De(s)construção

Outra fuga.

Outro endereço. Cinco em menos de um ano. Como se a busca por isso que nem sei o quê pudesse se materializar em algum lugar – e não pode. Outro avião, e quantas vezes já voei, já mudei de país? A busca que só agora compreendo, a busca pelo artista. A busca pelo artista em mim. Não está em lugar nenhum, está aqui, no de-dentro, tolhido, machucado, esquecido.

Os olhos cheios de lágrimas mais uma vez numa sexta-feira à noite, ouvindo Adele cantar One and only. Um pouco de inveja da perfeição que penso existir na canção, este lugar para onde vou quando fecho os olhos e escuto a sua voz se expandir e ocupar os dois hemisférios do meu fone de ouvido.

Depois que Londres começou a sair de mim, me vi um pouco mais maduro. Estava de volta ao meu país, re-vivendo as inadaptações que havia deixado para trás, aposentadas em estantes de madeira do passado. As ruas duras de São Paulo me tormentando, aniquilando qualquer possibilidade de construção. Entrei no meu estado ‘blue’ que sempre fascina aos outros e me machuca tanto.

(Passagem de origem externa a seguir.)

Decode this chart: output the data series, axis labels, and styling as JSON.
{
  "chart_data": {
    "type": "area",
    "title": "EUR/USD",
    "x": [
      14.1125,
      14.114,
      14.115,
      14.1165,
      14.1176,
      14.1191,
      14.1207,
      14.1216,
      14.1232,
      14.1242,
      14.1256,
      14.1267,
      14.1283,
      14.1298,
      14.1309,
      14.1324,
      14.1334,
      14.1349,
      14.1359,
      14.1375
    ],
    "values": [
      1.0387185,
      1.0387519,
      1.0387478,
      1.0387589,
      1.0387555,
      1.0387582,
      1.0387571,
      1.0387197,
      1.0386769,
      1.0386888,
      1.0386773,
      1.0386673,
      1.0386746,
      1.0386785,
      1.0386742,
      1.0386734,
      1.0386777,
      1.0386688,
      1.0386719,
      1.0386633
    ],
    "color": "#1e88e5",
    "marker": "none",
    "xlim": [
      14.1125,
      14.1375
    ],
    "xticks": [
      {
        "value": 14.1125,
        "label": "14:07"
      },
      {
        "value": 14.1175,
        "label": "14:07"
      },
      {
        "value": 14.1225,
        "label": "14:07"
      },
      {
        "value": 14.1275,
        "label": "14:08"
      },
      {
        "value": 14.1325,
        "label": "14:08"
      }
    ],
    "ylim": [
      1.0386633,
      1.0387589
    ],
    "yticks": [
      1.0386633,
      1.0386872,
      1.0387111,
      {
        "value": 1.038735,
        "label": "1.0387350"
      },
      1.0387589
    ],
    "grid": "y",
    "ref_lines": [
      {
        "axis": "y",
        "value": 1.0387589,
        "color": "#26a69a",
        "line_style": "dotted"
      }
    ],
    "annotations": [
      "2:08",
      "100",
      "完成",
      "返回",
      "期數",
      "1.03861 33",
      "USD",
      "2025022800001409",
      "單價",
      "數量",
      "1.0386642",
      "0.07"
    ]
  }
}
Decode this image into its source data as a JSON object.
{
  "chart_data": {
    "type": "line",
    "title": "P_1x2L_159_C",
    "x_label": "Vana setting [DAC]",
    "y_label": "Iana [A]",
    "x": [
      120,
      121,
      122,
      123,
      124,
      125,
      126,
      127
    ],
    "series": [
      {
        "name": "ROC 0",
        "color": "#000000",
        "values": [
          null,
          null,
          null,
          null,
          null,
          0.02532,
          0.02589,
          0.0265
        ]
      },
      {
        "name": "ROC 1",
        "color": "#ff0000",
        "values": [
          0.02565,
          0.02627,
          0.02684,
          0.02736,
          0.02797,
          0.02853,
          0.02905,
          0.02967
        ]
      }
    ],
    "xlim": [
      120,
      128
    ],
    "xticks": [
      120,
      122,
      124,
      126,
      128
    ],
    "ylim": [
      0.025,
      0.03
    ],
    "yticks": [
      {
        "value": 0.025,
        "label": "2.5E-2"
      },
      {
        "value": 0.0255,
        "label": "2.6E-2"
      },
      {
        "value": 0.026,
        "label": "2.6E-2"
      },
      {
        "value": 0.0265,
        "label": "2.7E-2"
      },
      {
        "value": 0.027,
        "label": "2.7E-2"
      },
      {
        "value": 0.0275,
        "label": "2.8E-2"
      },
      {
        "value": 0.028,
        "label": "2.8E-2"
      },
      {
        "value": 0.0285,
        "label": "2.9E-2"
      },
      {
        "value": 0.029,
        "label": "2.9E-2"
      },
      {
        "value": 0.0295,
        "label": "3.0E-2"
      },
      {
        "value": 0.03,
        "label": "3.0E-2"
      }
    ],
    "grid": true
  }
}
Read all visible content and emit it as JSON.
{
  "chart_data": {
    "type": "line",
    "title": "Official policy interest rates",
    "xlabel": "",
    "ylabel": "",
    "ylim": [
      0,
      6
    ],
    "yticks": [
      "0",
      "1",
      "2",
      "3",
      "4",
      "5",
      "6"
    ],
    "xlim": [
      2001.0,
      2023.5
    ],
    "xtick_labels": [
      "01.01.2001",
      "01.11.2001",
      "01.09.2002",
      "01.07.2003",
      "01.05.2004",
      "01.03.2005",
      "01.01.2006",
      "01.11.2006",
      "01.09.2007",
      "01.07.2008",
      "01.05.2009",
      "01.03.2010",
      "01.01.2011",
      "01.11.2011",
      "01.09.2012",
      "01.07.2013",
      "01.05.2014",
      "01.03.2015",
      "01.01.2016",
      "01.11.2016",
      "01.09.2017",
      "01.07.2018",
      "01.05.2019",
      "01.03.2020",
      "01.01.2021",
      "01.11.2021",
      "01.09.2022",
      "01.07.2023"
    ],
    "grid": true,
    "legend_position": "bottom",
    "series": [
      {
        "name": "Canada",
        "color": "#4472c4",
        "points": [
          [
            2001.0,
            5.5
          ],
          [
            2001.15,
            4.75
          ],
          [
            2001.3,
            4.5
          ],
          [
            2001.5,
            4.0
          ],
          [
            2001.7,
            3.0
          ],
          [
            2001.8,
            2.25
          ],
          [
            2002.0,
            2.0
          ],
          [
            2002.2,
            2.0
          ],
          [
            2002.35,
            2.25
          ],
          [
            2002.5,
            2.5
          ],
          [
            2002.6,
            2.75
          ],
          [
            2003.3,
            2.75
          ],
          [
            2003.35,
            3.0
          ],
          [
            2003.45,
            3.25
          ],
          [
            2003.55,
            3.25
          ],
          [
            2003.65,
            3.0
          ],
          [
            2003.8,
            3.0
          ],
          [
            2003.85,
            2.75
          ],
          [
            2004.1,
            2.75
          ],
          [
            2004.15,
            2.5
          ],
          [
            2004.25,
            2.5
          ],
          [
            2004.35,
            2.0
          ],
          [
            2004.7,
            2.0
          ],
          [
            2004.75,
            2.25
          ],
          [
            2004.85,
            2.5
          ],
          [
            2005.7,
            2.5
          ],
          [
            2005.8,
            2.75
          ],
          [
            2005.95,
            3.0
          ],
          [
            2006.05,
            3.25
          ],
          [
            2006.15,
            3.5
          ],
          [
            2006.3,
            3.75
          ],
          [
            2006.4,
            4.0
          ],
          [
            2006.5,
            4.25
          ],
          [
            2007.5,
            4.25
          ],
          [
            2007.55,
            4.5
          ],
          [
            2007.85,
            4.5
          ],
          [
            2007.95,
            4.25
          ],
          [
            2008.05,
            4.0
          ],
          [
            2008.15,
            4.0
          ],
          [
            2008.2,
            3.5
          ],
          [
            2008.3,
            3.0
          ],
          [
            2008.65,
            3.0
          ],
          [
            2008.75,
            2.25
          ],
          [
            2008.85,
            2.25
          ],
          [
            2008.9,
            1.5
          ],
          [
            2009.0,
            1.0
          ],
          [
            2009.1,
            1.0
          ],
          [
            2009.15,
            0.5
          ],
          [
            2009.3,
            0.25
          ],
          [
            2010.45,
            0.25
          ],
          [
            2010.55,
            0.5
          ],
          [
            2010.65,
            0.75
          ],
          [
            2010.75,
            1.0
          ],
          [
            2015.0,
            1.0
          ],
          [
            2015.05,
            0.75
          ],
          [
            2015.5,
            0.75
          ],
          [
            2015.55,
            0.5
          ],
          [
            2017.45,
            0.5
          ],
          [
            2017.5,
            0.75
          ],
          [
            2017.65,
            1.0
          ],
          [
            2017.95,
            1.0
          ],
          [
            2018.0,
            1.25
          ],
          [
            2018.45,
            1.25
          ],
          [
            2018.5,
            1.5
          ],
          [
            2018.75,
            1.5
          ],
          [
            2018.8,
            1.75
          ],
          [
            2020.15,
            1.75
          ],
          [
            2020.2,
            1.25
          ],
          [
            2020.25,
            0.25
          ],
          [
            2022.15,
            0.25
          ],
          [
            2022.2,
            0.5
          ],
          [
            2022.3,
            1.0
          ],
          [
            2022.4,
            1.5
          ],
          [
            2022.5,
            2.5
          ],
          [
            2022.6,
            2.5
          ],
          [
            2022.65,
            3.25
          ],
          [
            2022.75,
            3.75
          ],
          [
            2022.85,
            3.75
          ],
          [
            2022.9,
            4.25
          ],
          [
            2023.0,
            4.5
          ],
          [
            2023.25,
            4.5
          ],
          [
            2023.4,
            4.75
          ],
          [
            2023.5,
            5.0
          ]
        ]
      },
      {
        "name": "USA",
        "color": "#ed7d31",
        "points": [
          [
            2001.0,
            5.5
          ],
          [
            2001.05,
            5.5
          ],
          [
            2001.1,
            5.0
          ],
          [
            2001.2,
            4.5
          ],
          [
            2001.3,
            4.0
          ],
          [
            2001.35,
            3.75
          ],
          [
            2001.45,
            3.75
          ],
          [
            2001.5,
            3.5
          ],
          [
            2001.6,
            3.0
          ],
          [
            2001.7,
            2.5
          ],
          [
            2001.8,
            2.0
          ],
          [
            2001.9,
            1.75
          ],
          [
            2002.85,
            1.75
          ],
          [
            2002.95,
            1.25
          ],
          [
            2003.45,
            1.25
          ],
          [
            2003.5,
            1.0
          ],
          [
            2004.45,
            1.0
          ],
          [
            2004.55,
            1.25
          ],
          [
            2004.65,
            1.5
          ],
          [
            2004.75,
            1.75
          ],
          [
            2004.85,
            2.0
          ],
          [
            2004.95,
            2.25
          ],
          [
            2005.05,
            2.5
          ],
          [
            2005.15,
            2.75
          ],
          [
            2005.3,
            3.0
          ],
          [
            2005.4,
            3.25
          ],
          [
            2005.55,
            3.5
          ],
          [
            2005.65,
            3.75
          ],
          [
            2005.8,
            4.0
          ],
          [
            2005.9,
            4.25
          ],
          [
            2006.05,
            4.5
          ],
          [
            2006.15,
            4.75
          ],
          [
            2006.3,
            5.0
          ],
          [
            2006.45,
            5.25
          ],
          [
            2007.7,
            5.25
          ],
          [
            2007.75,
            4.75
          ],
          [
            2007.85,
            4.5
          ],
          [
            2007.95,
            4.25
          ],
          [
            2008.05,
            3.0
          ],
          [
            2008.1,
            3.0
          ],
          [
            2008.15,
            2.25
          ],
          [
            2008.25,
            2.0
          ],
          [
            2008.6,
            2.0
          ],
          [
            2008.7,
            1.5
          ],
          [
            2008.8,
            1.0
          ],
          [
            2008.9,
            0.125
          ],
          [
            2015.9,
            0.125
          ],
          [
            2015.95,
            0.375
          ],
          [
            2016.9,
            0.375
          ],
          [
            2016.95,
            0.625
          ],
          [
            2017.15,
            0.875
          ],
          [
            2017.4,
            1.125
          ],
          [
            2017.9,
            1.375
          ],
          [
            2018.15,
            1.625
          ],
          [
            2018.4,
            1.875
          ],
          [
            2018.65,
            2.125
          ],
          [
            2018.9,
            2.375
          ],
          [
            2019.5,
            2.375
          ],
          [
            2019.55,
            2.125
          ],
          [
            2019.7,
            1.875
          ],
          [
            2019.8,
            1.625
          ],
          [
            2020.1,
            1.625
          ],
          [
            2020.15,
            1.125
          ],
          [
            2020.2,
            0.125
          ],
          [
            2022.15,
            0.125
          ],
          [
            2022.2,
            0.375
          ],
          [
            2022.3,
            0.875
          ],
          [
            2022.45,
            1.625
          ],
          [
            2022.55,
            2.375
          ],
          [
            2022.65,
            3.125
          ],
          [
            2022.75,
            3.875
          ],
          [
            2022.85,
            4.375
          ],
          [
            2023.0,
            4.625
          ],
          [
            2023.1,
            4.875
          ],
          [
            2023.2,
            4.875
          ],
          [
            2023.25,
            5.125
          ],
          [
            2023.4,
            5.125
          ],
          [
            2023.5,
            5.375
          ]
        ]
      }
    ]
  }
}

Reli trechos de vários contos, autores, fiz anotações em cadernos A5, deixei canetas espalhadas por toda a cidade e no meu quarto antigo. E esta pura compreensão da distância entre os últimos 7 anos e o agora saltou assim na minha frente, como uma fotografia, ou duas.

Agora em Buenos Aires, it feels right. Há quatro dias cheguei e já transformei este pequeno estúdio em Palermo Viejo na minha casa. Tem a cara de um mini-loft que me inspira e me traz uma calma e uma paz que já não sentia desde Madri. Ando pelas ruas e abraço o frio dessa época do ano. Consciente de que o escritor está desacordado em algum lugar do passado, de que algum tempo será preciso para reacordá-lo. Já escrevi tantas vezes Londres, julho de 2010, – inspirado em ‘As horas’ do Michael Cunningham, como se o livro pudesse começar por si só, mas não consigo. Ainda não estou pronto?

Essa abundância de tempo é agora meu maior aliado. A organização da vida em favor da escrita, uma tarefa que de repente me pareceu possível e a fiz. A combinação de trabalhos freelance para empresas inglesas, com a desvalorização do peso argentino, que resulta em apenas 4 horas diárias de trabalho e fica a sobra de tantas outras para falhar escrevendo, e recomeçar, recomeçar, recomeçar, até que aquele romance que não quer sair de mim ganhe forma.